Lentejas. Lentil Stew. A favorite in my household. Of course, it has to have Spanish chorizo sausage.
During the Fall and Winter, I like to add whatever squash and root vegetables I have on hand.
Since this meal is on my menu for the week, I decided to pull this recipe that I posted on foodie.com last year.
This week I’ll add pumpkin and carrots. Sweet and savory.. perfect for Fall.
A nourishing lentil stew that’s both sweet and savory highlighted by the traditional spices of Spanish chorizo sausage.
- 1 cup lentils
- 2 quarts water
- 1 package, small links, Spanish chorizo sausage sliced in rounds
- 1 whole tomato
- 1/2 white onion, diced
- 1 cup carrots, diced
- 2 cups pumpkin, peeled and diced
- 2 bay leaves
- 1/2 tsp Spanish paprika
- 1 tsp salt
- In a large pot, heat 2 tablespoons extra virgin olive oil over medium heat. Add the onion and sauté for five minutes. Add the carrots and pumpkin.
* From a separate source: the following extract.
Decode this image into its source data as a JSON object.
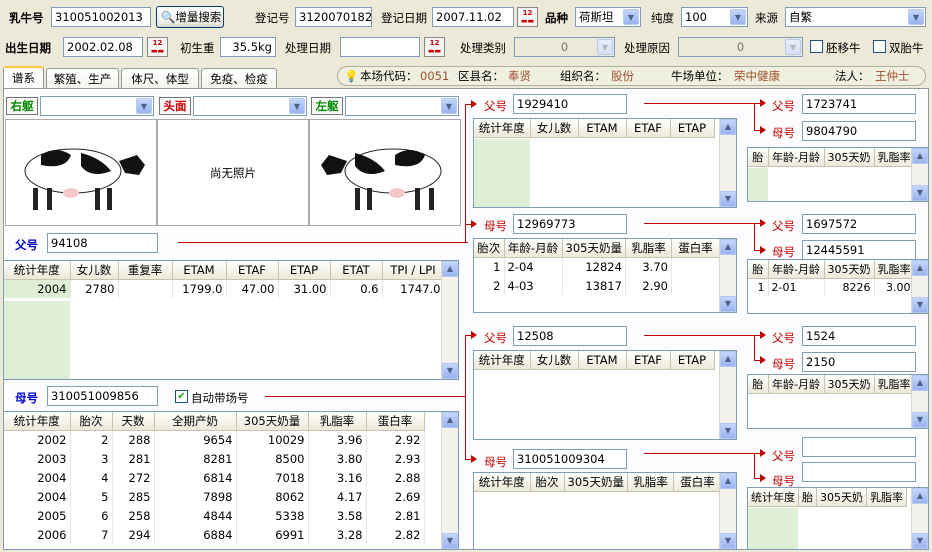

Mix together, lower the heat to low, cover and sweat the vegetables for 10 minutes.
- Uncover the vegetables and add the lentils, 1 whole tomato, Spanish chorizo sausage, 2 quarts water, 2 bay leaves, Spanish paprika and salt.
- Bring to a boil.
- Once the contents have come to a boil, reduce the heat to medium-low and allow to simmer for 45 minutes or until the lentils and vegetables have softened.
Serve with a side salad and crusty bread.